16.4. Use of model organisms and advancements in drug development and treatment

Model organisms serve as a useful tool in fundamental biological and clinical research. Organisms having genetic similarity with man are good candidates for testing of drugs and vaccines and their probable side effects. The usage of model organism–based drug validation needs multidisciplinary research including drug discovery and manufacturing, application of drugs in model organisms, scanning of organisms for probable side effects, etc. Nowadays model organisms help scientists to address several problems related to biomedical research. Common model organisms used to understand different aspects of molecular mechanisms include Caenorhabditis elegans, Drosophila melanogaster, Arabidopsis thaliana, zebrafish, and rodents. Though cultured human cells and organoids (multidimensional culture systems) used in drug development show a high degree of target validity, they do not provide physiological interaction among organs since they are isolated from their current environment [11]. Therefore, the uses of animal models become important in the field of biological research. With the advancement of gene editing systems like CRISPR/Cas system, precise mutations can be induced in these models to study the pathophysiology of various disorders like Duchenne muscular dystrophy in rabbits [11].

The use of models to study a particular disease is dependent on several factors which must be followed up to improve the success rate in clinical trials [15]. They are

  • The similarity in biology, symptoms, and clinical effects between the model and diseased system.

  • Target under study should have a similar role in a disease model.

  • The closeness of model organism to the system at various levels of biological hierarchy.

  • Complexity—higher complexity means more relevant mechanisms will be involved.

  • Time course for treatment.

  • Strain, age, gender, and health status of model and system.

  • Reproducibility of the experiment.

Even though animal models are used widely, with the emergence of new approaches like in silico techniques and stem cell–based technologies that attained recent acknowledgment, the future of animal models in biomedical research looks dim. Also, clinical trials of drugs in humans yielded defective results that have shown adequate results in a model organisms (TGN1412) [16]. However, these are extremely useful in identifying genes and molecular pathways underlying several disorders. Several discoveries like Hedgehog pathway in growth and development were discovered in Drosophila; excessive iron uptake due to gene mutation in zebrafish that shows gene orthology to humans; and also the study of blood development in early embryos due to exogenous fertilization in the embryo of zebrafish. Drosophila has been used to study molecular mechanisms underlying learning and memory formation. Hence, at certain prospects, we cannot completely ignore the importance of model organisms [16].

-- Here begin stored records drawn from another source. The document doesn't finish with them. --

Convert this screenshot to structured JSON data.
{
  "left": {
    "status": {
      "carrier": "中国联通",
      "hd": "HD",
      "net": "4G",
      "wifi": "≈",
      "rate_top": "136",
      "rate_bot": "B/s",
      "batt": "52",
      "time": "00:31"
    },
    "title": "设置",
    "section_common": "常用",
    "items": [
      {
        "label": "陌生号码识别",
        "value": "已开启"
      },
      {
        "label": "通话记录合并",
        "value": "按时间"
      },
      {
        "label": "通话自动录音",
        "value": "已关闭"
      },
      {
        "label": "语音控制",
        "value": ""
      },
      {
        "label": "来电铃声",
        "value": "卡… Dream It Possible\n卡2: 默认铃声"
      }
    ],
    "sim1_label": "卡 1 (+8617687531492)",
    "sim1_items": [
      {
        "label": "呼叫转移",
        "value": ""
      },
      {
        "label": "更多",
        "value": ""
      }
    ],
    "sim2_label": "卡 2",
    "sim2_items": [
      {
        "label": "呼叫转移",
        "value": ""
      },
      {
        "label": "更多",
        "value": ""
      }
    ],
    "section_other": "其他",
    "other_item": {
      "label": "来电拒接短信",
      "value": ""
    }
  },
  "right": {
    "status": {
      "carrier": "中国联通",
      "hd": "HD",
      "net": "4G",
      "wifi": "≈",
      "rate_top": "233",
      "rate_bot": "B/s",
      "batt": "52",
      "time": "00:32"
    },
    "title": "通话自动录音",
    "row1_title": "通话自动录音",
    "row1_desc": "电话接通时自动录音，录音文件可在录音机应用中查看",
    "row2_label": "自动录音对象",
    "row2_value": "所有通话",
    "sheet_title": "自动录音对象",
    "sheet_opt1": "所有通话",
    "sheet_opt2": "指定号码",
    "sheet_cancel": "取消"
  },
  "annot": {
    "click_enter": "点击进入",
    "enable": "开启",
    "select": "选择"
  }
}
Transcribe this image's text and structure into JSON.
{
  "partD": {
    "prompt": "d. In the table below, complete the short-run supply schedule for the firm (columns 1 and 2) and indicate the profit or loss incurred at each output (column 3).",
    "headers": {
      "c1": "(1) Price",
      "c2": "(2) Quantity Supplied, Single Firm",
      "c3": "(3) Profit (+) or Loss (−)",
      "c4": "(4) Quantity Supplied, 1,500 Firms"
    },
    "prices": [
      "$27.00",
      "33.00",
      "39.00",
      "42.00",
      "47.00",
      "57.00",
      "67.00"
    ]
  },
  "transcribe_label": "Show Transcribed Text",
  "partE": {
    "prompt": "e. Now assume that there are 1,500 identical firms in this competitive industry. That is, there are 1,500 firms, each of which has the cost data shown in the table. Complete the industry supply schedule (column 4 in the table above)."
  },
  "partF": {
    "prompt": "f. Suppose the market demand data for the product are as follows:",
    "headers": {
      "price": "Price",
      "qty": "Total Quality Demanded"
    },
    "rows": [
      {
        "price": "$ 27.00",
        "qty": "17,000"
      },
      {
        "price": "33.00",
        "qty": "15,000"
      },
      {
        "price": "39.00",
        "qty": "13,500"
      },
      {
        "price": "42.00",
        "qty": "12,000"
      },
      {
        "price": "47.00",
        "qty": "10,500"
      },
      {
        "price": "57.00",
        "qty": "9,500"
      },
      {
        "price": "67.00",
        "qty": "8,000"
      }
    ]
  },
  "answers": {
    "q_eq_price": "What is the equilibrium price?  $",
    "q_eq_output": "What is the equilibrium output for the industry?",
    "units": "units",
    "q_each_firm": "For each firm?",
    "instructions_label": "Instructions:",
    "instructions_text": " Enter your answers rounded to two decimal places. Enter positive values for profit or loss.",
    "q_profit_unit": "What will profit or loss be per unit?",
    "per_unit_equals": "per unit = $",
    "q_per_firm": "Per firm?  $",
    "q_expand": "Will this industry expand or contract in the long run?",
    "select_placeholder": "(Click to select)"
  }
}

A model is a simple representation of a complex system and can be used to study certain aspects, but cannot reproduce all the traits concerning the whole complexity of an organism. Animal models have filled the gap that prevents the chemical substance to pass as an effective drug. In relation to computer-aided drug design, the model systems provide an effective path to carry out clinical trials and to determine the effectiveness of that compound. Even though worms and flies are used to understand mechanisms, their evolutionary divergence from humans makes them ineffective candidates in clinical research to study human disorders. Mouse models provide an effective tool in studying the corresponding pathophysiology because of their similar mammalian characteristics, gene conservation, and their ability to engineer nearly any human mutation [11].

Humanized mouse models in which immunodeficient mice are engrafted with human cells or tissues are considered for in vivo studies. The most commonly used ones in biomedical research include human tumor xenograft model for cancer study and those that mimic the human immune system [15].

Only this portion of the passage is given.